On Fri, Feb 24, Dan Magenheimer wrote:

> With the Xen memory overcommit (Satori and xenpaging) work getting
> closer to the real world (and indeed one gating factor for a major
> Xen release), I wonder if it is time to ask some very pointed
> questions:

A few comments from me below. I just learned about Satori now, its not
clear to me how it is related to memory overcommit.

To me memory overcommit means swapping, which is what xenpaging does:
turn the whole guest gfn range into some sort of virtual memory,
transparent to the guest.

> 1) How is the capability and implementation similar or different
> from VMware's?  And specifically I'm asking for hard information
> relating to:
> 
> http://lwn.net/Articles/309155/ 
> http://lwn.net/Articles/330589/ 

KSM looks more like page sharing which also Xen can do to some degree.
I'm not familiar with the sharing code in Xen or Linux Kernel.

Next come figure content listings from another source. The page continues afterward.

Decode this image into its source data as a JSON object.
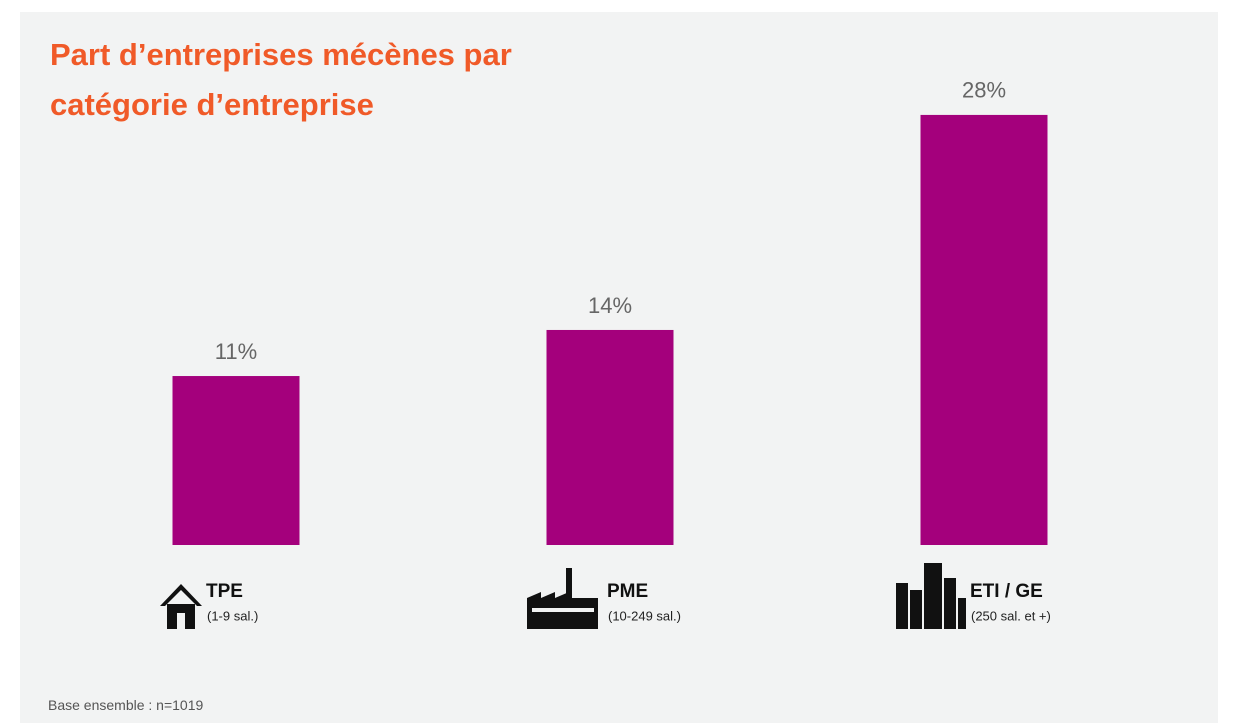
{
  "chart_data": {
    "type": "bar",
    "title": "Part d’entreprises mécènes par catégorie d’entreprise",
    "categories": [
      "TPE",
      "PME",
      "ETI / GE"
    ],
    "category_notes": [
      "(1-9 sal.)",
      "(10-249 sal.)",
      "(250 sal. et +)"
    ],
    "values": [
      11,
      14,
      28
    ],
    "value_labels": [
      "11%",
      "14%",
      "28%"
    ],
    "color": "#a4007c",
    "footnote": "Base ensemble : n=1019"
  }
}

> 2) Assuming no legal issues, how is Xen memory overcommit different
> or better than VMware's, which is known to have lots of issues
> in the real world, such that few customers (outside of a handful
> of domains such as VDI) enable it?  Or is this effort largely to
> remove an item from the VMware sales team's differentiation list?
> And a comparison vs Hyper-V and KVM would be interesting also.

I have no idea what VMware provides to fill the memory overcommit
checkbox.

The Win8 preview I tested recently offers some sort of memory handling
for guests. So far I have not looked into that feature.

Since KVM guests are ordinary processes AFAIK they are most likely
victims of the Linux kernel process swapping (unless KVM mlocks the
gfns?). So KVM gets memory overcommit in the way xenpaging does it for
free.

> 3) Is there new evidence that a host-based-policy-driven memory
> balancer works sufficiently well on one system, or for
> multiple hosts, or for a data center?  It would be nice for
> all Xen developers/vendors to understand the intended customer
> (e.g. is it the desktop user running a handful of VMs running
> known workloads?)

xenpaging is the red emergency knob to free some host memory without
caring about the actual memory constraints within the paged guests.